The double quote can be necessary for a successful parsing. More details about the extended filenames can be found in the wiki page , and also in the OTB Software Guide .

Ortho-rectification with OTB Applications

The OrthoRectification application allows to perform ortho-rectification and map re-projection. The simplest way to use it is the following command:

otbcli_OrthoRectification input_image -io.out output_image

In this case, the tool will automatically estimates all the necessary parameters:

  • The map projection is set to UTM (a worldwide map projection) and the UTM zone is automatically estimated,
  • The ground sampling distance of the output image is computed to fit the image resolution,
  • The region of interest (upper-left corner and size of the image) is estimated so as to contain the whole input image extent.

In order to use a Digital Elevation Model (see Digital Elevation Model management.) for better localisation performances, one can pass the directory containing the DEM tiles to the application:

otbcli_OrthoRectification input_image
                          -io.out output_image
                          -elev.dem dem_dir

If one wants to use a different map projection, the -map option may be used (example with lambert93 map projection):

otbcli_OrthoRectification input_image
                          -io.out output_image
                          -elev.dem dem_dir
                          -map lambert93

Map projections handled by the application are the following (please note that the ellipsoid is always WGS84):

  • UTM : -map utm | The UTM zone and hemisphere can be set by the options and -map.utm.northhem.
  • Lambert 2 etendu: -map lambert2

  • Lambert 93: -map lambert93

  • TransMercator: -map transmercator | The related parameters (false easting, false northing and scale factor) can be set by the options -map.transmercator.falseeasting, -map.transmercator.falsenorthing and -map.transmercator.scale
  • WGS : -map wgs

  • Any map projection system with an EPSG code : -map epsg | The EPSG code is set with the option -map.epsg.code

The group outputs contains parameters to set the origin, size and spacing of the output image. For instance, the ground spacing can be specified as follows:

otbcli_OrthoRectification input_image
                          -io.out output_image
                          -elev.dem dem_dir
                          -map lambert93
                          -outputs.spacingx spx
                          -outputs.spacingy spy

Please note that since the y axis of the image is bottom oriented, the y spacing should be negative to avoid switching north and south direction.

A user-defined region of interest to ortho-rectify can be specified as follows:

otbcli_OrthoRectification input_image
                          -io.out output_image
                          -elev.dem dem_dir
                          -map lambert93
                          -outputs.spacingx spx
                          -outputs.spacingy spy
                          -outputs.ulx ul_x_coord
                          -outputs.uly ul_y_coord
                          -outputs.sizex x_size
                          -outputs.sizey y_size

Where the -outputs.ulx and -outputs.uly options allow to specify the coordinates of the upper-left corner of the output image.

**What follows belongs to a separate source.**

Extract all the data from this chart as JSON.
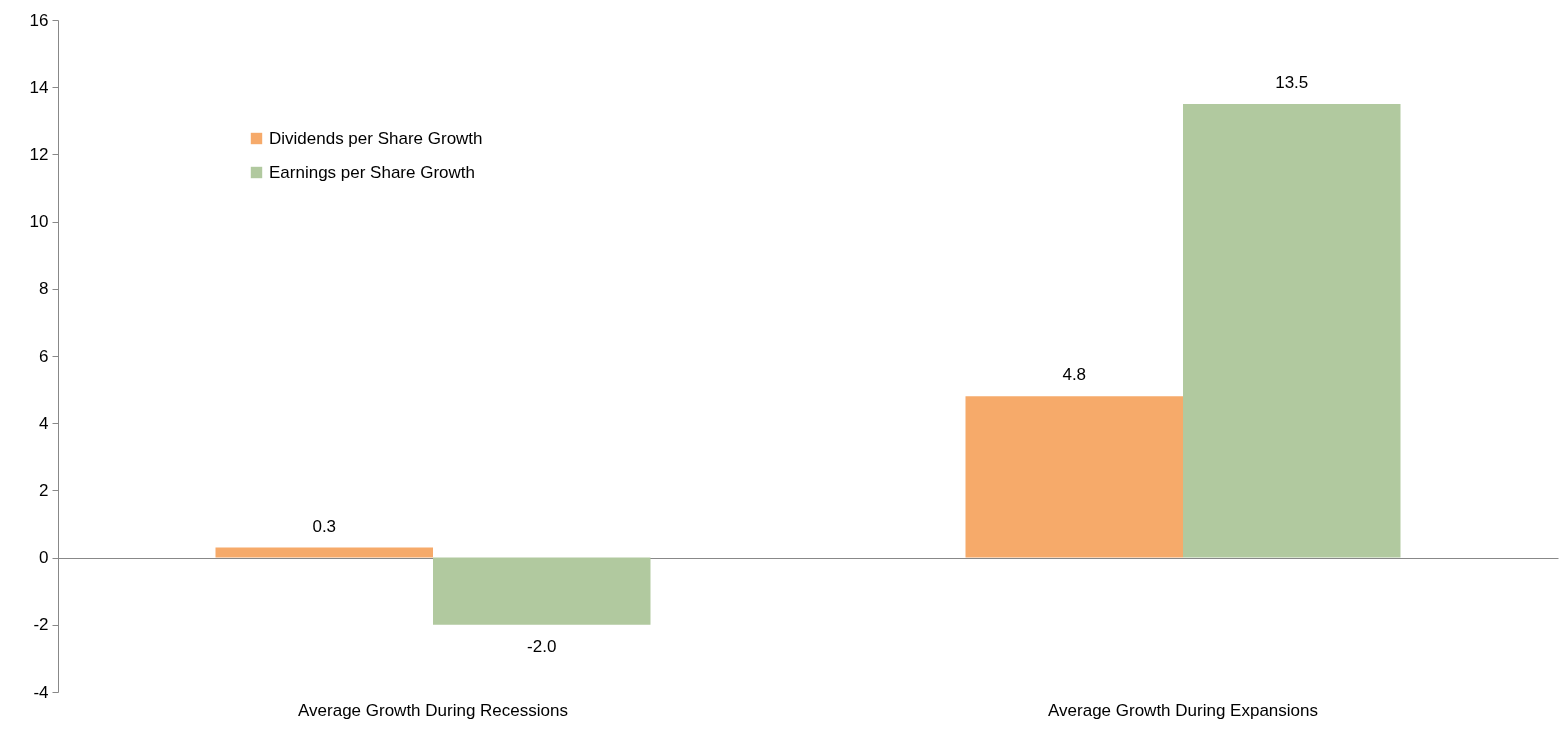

The -outputs.sizex and -outputs.sizey options allow to specify the size of the output image.

A few more interesting options are available:

  • The -opt.rpc option allows to use an estimated RPC model instead of the rigorous SPOT5 model, which speeds-up the processing,
  • The -opt.gridspacing option allows to define the spacing of the localisation grid used for ortho-rectification. A coarser grid results in speeding-up the processing, but with potential loss of accuracy. A standard value would be 10 times the ground spacing of the output image.
  • The -interpolator option allows to change the interpolation algorithm between nearest neighbor, linear and bicubic. Default is nearest neighbor interpolation, but bicubic should be fine in most cases.
  • The -opt.ram option allows to specify the amount of memory available for the processing (in Mb). Default is 256 Mb. Increasing this value to fit the available memory on your computer might speed-up the processing.